Manoel
Belarmino*
Eu já
ouvi dizer que "quem controla as sementes, controla a vida". E esse
dizer continua cada vez mais sendo verdadeiro. Nos tempos atuais, cada vez
mais, os pequenos agricultores, camponeses das comunidades tradicionais, vêm
perdendo as sementes e a soberania alimentar. Os agricultores perderam as
sementes; e quase tudo que consomem vem do mercado.
A
agricultura familiar e camponesa cada vez mais caminha para a sua diversidade
de culturas reduzida ou para a monocultura. O modelo agrícola atual forçou os
caponeses tradicionais a imitarem o agronegócio monocultor.
Onde se
plantava fava, feijão de corda, feijão, guandu, batata, melancia, melão,
jerimum, abóbora, milho, cana d'angola, pepino, mandioca, aipim, algodão, neste
sertão, avista-se campos em processo de desertificação com capim buffell e
algumas poucas palmas forrageiras.
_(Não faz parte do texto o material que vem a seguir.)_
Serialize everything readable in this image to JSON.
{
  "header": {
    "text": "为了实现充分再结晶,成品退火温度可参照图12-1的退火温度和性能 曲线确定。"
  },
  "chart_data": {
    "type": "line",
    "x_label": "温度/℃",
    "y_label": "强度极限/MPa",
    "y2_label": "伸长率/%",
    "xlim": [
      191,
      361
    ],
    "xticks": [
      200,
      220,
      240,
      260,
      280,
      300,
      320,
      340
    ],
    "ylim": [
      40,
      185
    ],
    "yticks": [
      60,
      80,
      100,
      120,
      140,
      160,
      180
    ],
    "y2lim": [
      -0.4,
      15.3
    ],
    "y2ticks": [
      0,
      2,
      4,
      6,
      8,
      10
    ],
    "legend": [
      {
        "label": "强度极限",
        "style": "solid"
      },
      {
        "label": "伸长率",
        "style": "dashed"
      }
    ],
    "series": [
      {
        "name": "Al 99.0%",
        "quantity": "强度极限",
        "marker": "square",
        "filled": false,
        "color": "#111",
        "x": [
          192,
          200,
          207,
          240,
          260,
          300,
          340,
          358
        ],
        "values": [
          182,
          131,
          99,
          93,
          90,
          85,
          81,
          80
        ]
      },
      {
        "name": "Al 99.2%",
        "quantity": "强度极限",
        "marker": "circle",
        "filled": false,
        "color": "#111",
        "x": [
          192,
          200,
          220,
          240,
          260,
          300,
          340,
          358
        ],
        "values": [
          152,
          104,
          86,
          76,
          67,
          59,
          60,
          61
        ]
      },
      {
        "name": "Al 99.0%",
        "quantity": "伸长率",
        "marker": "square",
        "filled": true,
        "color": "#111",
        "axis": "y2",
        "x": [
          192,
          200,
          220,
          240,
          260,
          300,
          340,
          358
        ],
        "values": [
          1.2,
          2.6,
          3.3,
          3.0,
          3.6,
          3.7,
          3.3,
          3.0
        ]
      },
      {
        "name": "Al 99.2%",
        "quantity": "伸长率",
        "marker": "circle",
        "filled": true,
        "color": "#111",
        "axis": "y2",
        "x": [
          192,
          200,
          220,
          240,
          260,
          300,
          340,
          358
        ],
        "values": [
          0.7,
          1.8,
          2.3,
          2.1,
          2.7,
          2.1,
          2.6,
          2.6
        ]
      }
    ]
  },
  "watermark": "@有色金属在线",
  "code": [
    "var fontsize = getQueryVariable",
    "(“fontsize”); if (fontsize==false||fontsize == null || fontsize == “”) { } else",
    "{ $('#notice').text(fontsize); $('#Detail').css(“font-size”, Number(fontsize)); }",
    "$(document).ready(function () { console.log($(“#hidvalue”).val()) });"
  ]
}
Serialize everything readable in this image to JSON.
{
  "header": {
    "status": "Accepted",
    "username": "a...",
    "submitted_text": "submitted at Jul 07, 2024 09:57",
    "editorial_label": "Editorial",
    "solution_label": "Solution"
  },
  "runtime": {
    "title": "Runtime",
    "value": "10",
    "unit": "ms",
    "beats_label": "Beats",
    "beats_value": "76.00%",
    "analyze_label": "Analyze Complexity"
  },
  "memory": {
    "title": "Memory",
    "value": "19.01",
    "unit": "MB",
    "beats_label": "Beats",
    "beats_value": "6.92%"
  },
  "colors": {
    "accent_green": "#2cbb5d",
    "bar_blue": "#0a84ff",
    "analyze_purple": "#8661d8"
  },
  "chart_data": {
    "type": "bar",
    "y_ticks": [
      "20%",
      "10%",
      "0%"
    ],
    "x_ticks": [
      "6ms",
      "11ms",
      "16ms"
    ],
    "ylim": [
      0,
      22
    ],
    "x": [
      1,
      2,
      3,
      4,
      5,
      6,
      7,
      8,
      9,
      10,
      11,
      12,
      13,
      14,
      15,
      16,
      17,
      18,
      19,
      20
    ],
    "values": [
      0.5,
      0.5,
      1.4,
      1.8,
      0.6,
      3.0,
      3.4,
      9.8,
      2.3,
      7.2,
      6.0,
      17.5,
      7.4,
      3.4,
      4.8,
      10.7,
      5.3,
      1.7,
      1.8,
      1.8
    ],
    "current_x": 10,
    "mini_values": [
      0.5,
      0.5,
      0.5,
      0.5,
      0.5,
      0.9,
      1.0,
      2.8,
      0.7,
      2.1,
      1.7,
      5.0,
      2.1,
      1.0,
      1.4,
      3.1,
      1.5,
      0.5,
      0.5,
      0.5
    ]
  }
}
Ou alguns poucos pés de milho para a
forragem das vacas de leite. E mais nada.
Nos lugares
que se criava galinha caipira, capão, guiné, porco, ovelha, cabra e vaca pé
dura adaptada à caatinga, só vaca de leite mesmo. Embora sabemos, e devemos
incentivar e fortalecer a produção de leite. Esta gera trabalho e renda. Mas
não é só a cultura do leite que gera renda na agricultura ou na pecuária. Há
outras culturas que deveriam ser recuperadas e incentivadas.
O sertão
tem terras desmatadas a perder de vista. Quando a estiagem chega parece um
deserto vermelho. O buffell desaparece e fica literalmente sumido por mais de 7
meses. Só o chão vermelho. O agricultor familiar não consegue mais plantar
aquela diversidade de culturas. Não tem mais aquelas sementes tradicionais
adaptadas à terras semiáridas. Perdeu tudo. Agora só sementes híbridas ou
transgênicas no mercado que custam "os olhos da cara".
Criar
animais, tipo miuça adaptada à caatinga, nem pensar. Não há mais caatinga para
a criação de cabra e boi orgânico na caatinga. Tudo foi arrancado pelo toco
para dar lugar ao buffell e às malditas algarobas exóticas. No lugar da rica
jurema preta está a algaroba. No lugar das ramas da caatinga está o buffell. E,
no verão, a terra se compacta, sob o Sol quente e as enxurradas, em processo
acelerado de desertificação.
É
urgente, e até uma questão humanitária, as providências dos governos
municipais, por estarem mais próximos do povo e das comunidades locais, que
construam políticas públicas de agricultura com foco na recuperação e na
preservação das sementes tradicionais que ainda existem. É urgente a construção
de bancos de sementes com estruturas básicas de produção, armazenamento e
compartilhamento das sementes nas comunidades tradicionais da pequena
agricultura.
As
tecnologias adaptadas ao semiárido estão aí. Recuperar as sementes crioulas, as
tradicionais, custa pouco. Recuperar o modelo da produção diversificada de
alimentos custa pouco, basta implementar as tecnologias adequadas à região,
ouvir os mais velhos e ter vontade política e vontade técnica.
Eu
acredito que é possivel, ainda, recuperar os valores da agricultura tradicional
que produz comida, gera renda e trabalho e sustenta a soberania alimentar nas
comunidades.
Lembro-me,
e não faz muito tempo, que no Assentamento Cajueiro foi construído com dinheiro
público um Banco de Sementes com estruturas de produção e armazenamento. Não
foi produzida a primeira semente e não se armazenou o primeiro lote de
sementes. Nunca funcionou. O Poder Público Municipal, sem compromisso com a
produção de comida, não deu assistência técnica e abandonou as estruturas.
Um
governo Federal, Estadual ou Municipal, que não tiver compromisso com a
produção ou com o acesso à comida, não tem compromisso com a vida.
Nessas
eleições de 2024, em Poço Redondo, município que tem um potencial agrícola
extraordinário, espero que seja construído um bom projeto de governo municipal
e que seja registrado como compromisso com o povo na Justiça Eleitoral quando
no registro das candidaturas de prefeito. Planos de governo troncho,
descontextualizados e tecnicamente impossíveis de serem implantados ou aqueles
vazios, pobres de propostas viáveis, viram verdadeiros documentos de
"estelionato eleitoral". A luta não é só pelo voto. Esta só acontece
em tempos de eleições. A verdadeira luta é pela geração de trabalho e renda no
campo e na cidade e pela produção e acesso à comida. A luta é pelas políticas
públicas essenciais.
Uma verdade:
"quem controla as sementes, controla a vida".
*Manoel
Belarmino dos Santos – escritor, poeta, cordelista, formando em jornalismo pela
Universidade Estácio – Registro Profissional (DRT): 0002678/SE.